Thursday, January 19, 2012

Culling the Herd, Goodbye Perry

Now Rick Perry has dropped out of the race, taking his abominable immigration positions with him.  Hopefully Gingrich will be next, as, in my opinion, he's the next worst candidate still in the race.

Perry and Gingrich are both particularly bad because one gets the feeling that their hearts really are in the whole racial replacement enterprise---that they're not just posturing for anti-racist/anti-white brownie points from the MSM.  In addition, both Gingrich and Perry have generally run from fairly conservative areas (Perry the governor of Texas, Gingrich a representative from Georgia if memory serves).  It is a good bet that their positions would modulate to the left when running in a less conservative electorate.  With Romney that effect is likely to be in the opposite direction---most of the US is more conservative than the state of Massachusetts.

Interestingly enough, I noticed today that the MSM is running the line that Gingrich's ex-wife says that he wanted an 'open marriage'---i.e. to practice a soft polygamy.  It's amusing what rope is being produced to hang him with---I'd prefer that we practiced a more old school hands-off approach to the personal lives of the politicians that we set up as alpha males, but I can't say I terribly mind seeing Gingrich cut down, especially if in so doing more of the prestige of the MSM is eroded away.

5 comments:

B322 said...

I read in my local paper some hack opining that now the GOP race was basically two-way, between Romney and Santorum.
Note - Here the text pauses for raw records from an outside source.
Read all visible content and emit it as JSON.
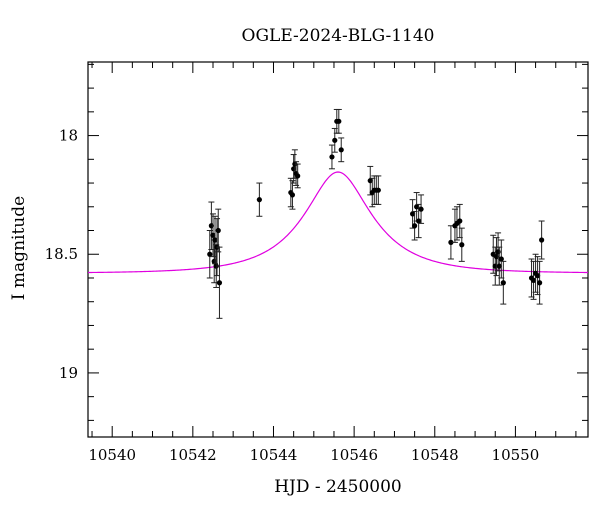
{
  "chart_data": {
    "type": "scatter",
    "title": "OGLE-2024-BLG-1140",
    "xlabel": "HJD - 2450000",
    "ylabel": "I magnitude",
    "xlim": [
      10539.4,
      10551.8
    ],
    "ylim": [
      19.27,
      17.69
    ],
    "y_inverted": true,
    "x_ticks": [
      10540,
      10542,
      10544,
      10546,
      10548,
      10550
    ],
    "x_tick_labels": [
      "10540",
      "10542",
      "10544",
      "10546",
      "10548",
      "10550"
    ],
    "y_ticks": [
      18,
      18.5,
      19
    ],
    "y_tick_labels": [
      "18",
      "18.5",
      "19"
    ],
    "grid": false,
    "model_color": "#e000e0",
    "point_color": "#000000",
    "model": {
      "t0": 10545.6,
      "u0": 0.47,
      "tE": 1.65,
      "baseline": 18.58,
      "fs": 0.37
    },
    "series": [
      {
        "x": [
          10542.42,
          10542.46,
          10542.5,
          10542.53,
          10542.55,
          10542.58,
          10542.6,
          10542.63,
          10542.66,
          10543.65,
          10544.43,
          10544.47,
          10544.5,
          10544.53,
          10544.56,
          10544.6,
          10545.45,
          10545.52,
          10545.57,
          10545.62,
          10545.68,
          10546.4,
          10546.45,
          10546.5,
          10546.55,
          10546.6,
          10547.45,
          10547.5,
          10547.55,
          10547.6,
          10547.66,
          10548.4,
          10548.5,
          10548.55,
          10548.62,
          10548.67,
          10549.45,
          10549.5,
          10549.53,
          10549.57,
          10549.6,
          10549.65,
          10549.7,
          10550.4,
          10550.45,
          10550.5,
          10550.55,
          10550.6,
          10550.65
        ],
        "y": [
          18.5,
          18.38,
          18.42,
          18.53,
          18.44,
          18.55,
          18.47,
          18.4,
          18.62,
          18.27,
          18.24,
          18.25,
          18.14,
          18.12,
          18.16,
          18.17,
          18.09,
          18.02,
          17.94,
          17.94,
          18.06,
          18.19,
          18.24,
          18.23,
          18.23,
          18.23,
          18.33,
          18.38,
          18.3,
          18.36,
          18.31,
          18.45,
          18.38,
          18.37,
          18.36,
          18.46,
          18.5,
          18.55,
          18.51,
          18.49,
          18.55,
          18.52,
          18.62,
          18.6,
          18.61,
          18.58,
          18.59,
          18.62,
          18.44
        ],
        "err": [
          0.1,
          0.1,
          0.09,
          0.09,
          0.1,
          0.09,
          0.12,
          0.09,
          0.15,
          0.07,
          0.06,
          0.06,
          0.06,
          0.06,
          0.05,
          0.05,
          0.05,
          0.05,
          0.05,
          0.05,
          0.05,
          0.06,
          0.06,
          0.06,
          0.06,
          0.06,
          0.06,
          0.06,
          0.06,
          0.07,
          0.06,
          0.07,
          0.07,
          0.07,
          0.07,
          0.07,
          0.08,
          0.08,
          0.08,
          0.08,
          0.08,
          0.08,
          0.09,
          0.08,
          0.08,
          0.08,
          0.08,
          0.09,
          0.08
        ]
      }
    ]
  }
}
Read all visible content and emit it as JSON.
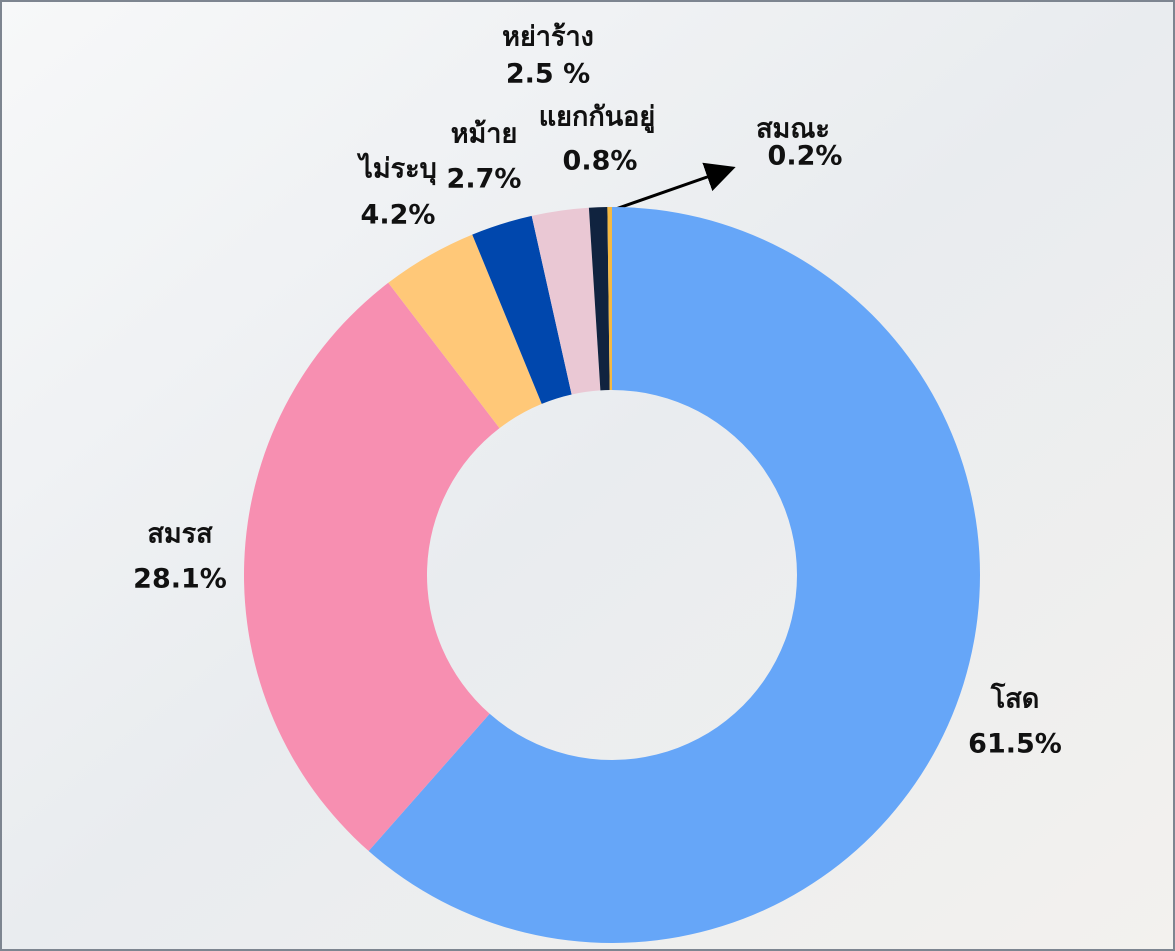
{
  "chart_data": {
    "type": "donut",
    "categories": [
      "โสด",
      "สมรส",
      "ไม่ระบุ",
      "หม้าย",
      "หย่าร้าง",
      "แยกกันอยู่",
      "สมณะ"
    ],
    "values": [
      61.5,
      28.1,
      4.2,
      2.7,
      2.5,
      0.8,
      0.2
    ],
    "value_labels": [
      "61.5%",
      "28.1%",
      "4.2%",
      "2.7%",
      "2.5 %",
      "0.8%",
      "0.2%"
    ],
    "colors": [
      "#66a6f8",
      "#f78fb1",
      "#ffc878",
      "#0047ad",
      "#eac8d4",
      "#10233f",
      "#f5b942"
    ]
  }
}
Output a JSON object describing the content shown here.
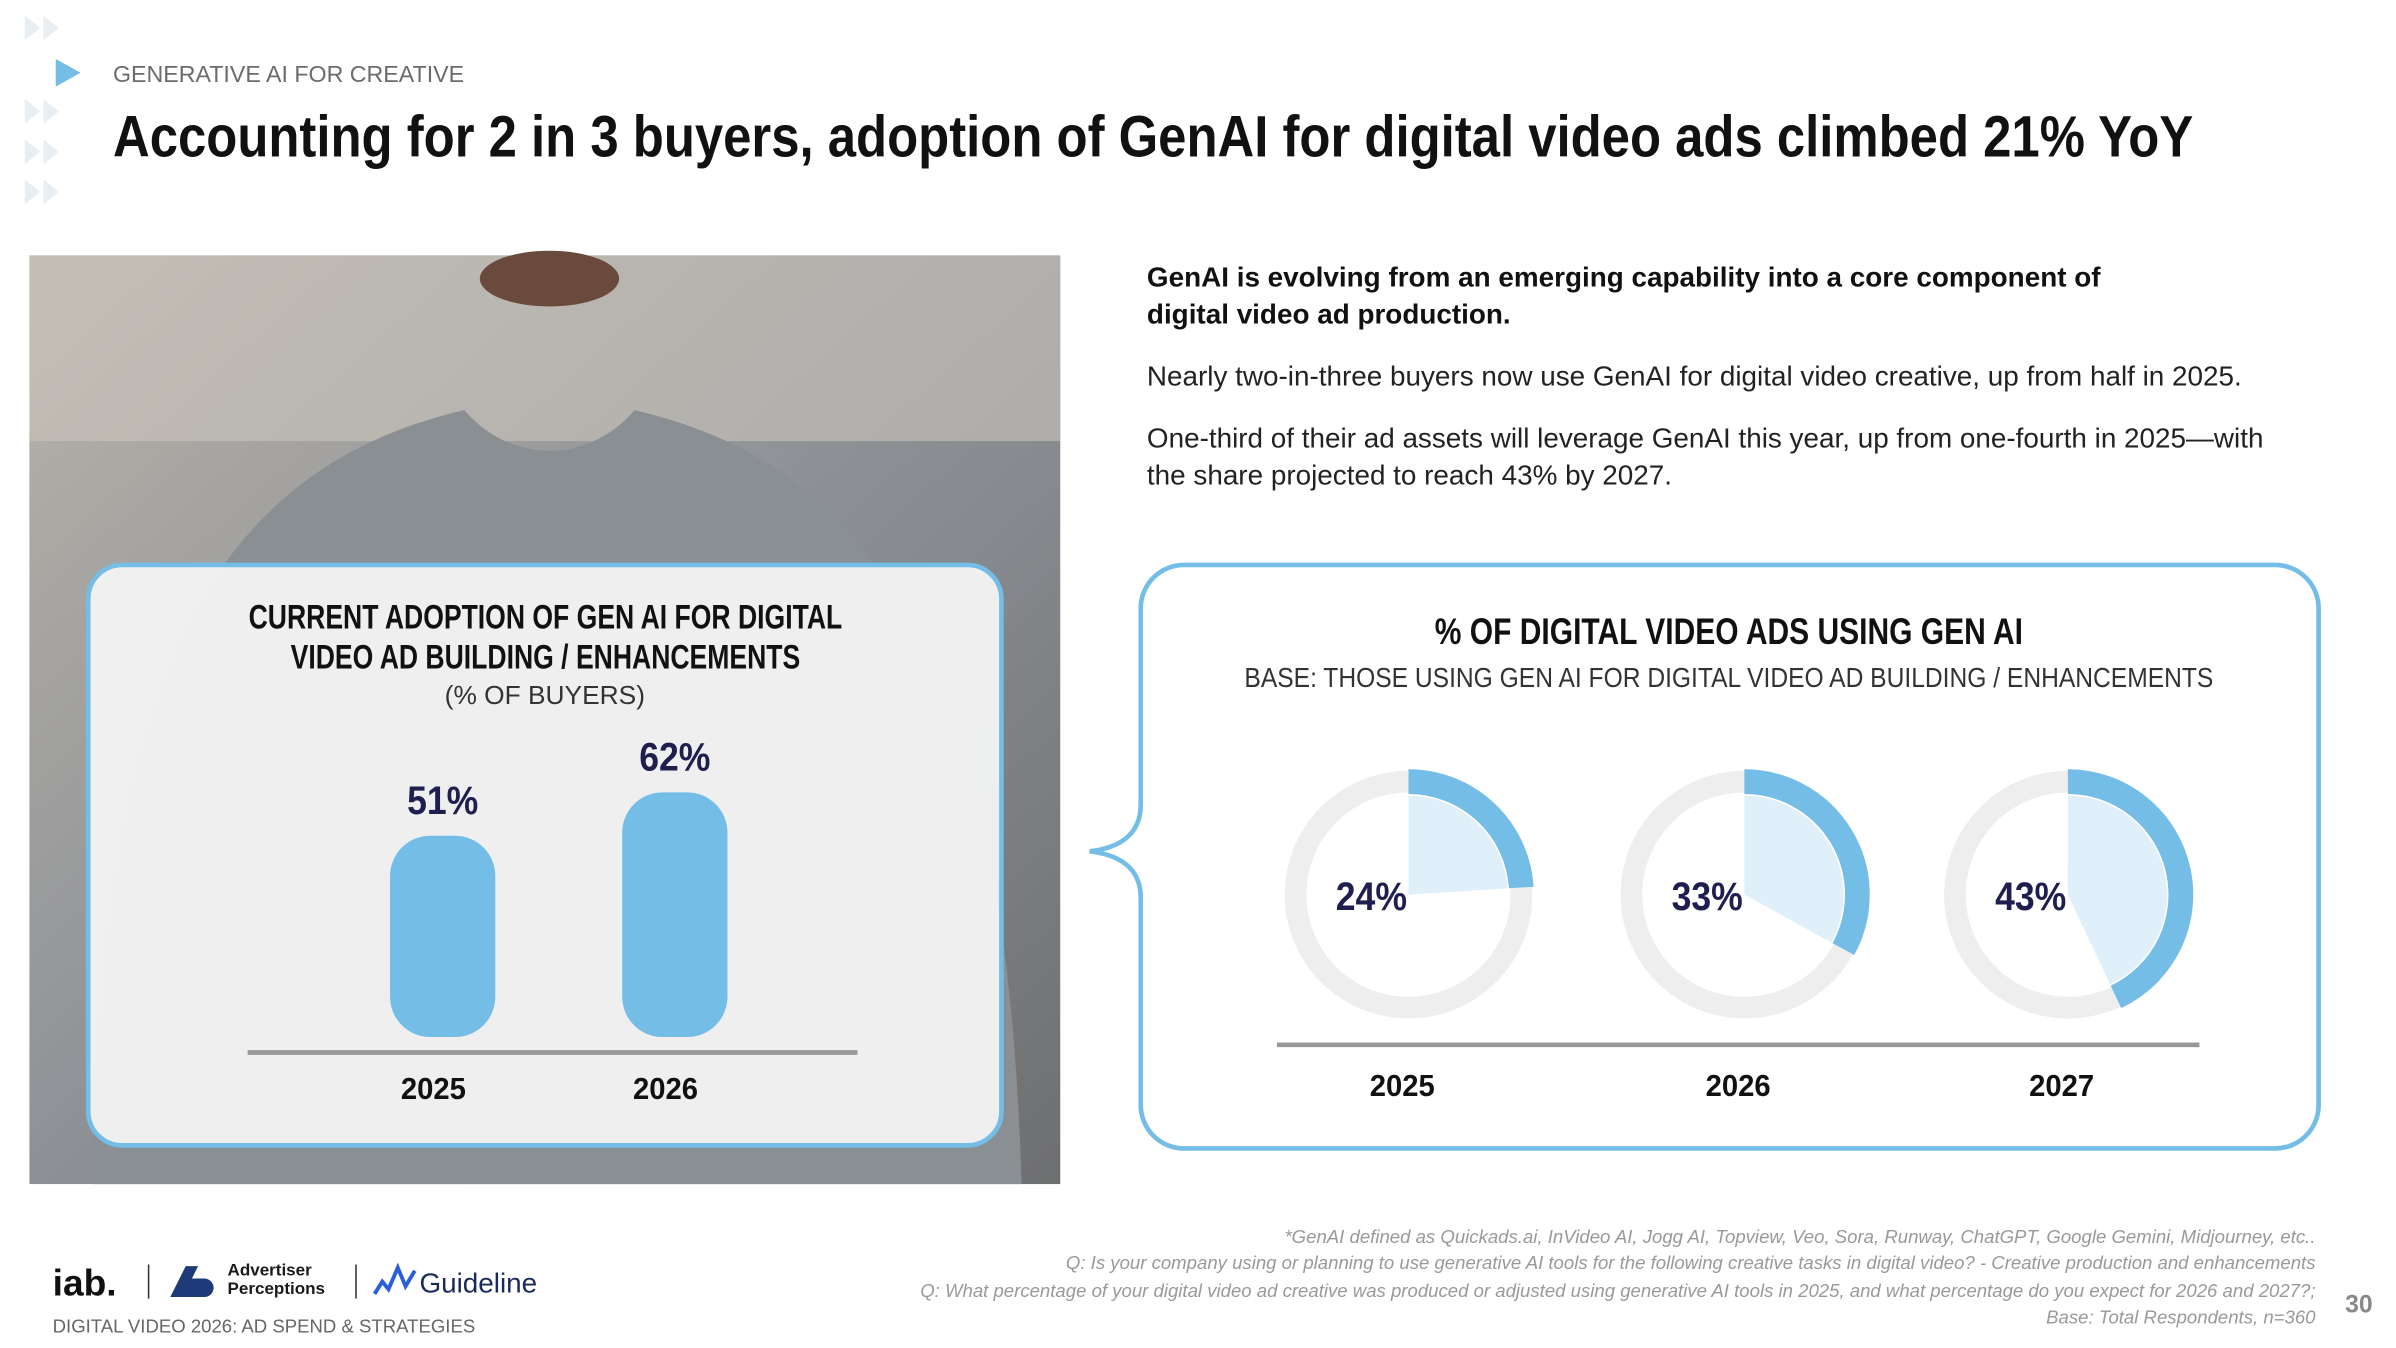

I kept thinking, "Aren't they leaving someone out?" but I couldn't remember whom.

Just getting. I'll probably vote for Paul as the better all-around candidate even if Santorum's immigration stance is probably better.

Jehu said...

Ron Paul, IMO, is a lot more electable than Santorum. Paul and Romney, IMO, are the only candidates in the Republican field that can conceivably withstand the shitstorm that the media will unleash against them. Romney because he's just so boring, Paul because he's used to having it dialed up to 11 already. Santorum's name has already been turned into an epithet. What I'm hoping for most honestly is that whoever survives this nomination process feels compelled to pander to the likes of us.

Hail said...

Jehu,
I see from Romney's ancestry that his father was expelled, while just a boy, from his birthplace -- by angry Mexicans. (Romney's father was born in a Mormon colony in Northern Mexico, all of which were closed down during the early years of their political trouble).

I doubt this man will cry the kinds of pro-Hispanic crocodile tears we get from Bush, Perry, Gingrich (yuck), and so on.

This information leads me to believe that Romney may pander to the Racialist-Right much more than the typical 'corporate suit' he is cast as would.

Jehu said...

Hail, possibly so, although polygamists always draw a great deal of animus from monogamists who haven't been effectively gelded by universalist cant. Polygamy threatens the cartel agreement that the 'Dads' enforce vs the 'Cads'.

B322 said...

Hmmm ... hadn't thought about it that way, but I bet you're right. Santorum has a bigger bullseye on him than most. I don't think a candidate so closely tied to a stance on homosexuality would be a good thing for the GOP right now, or the right.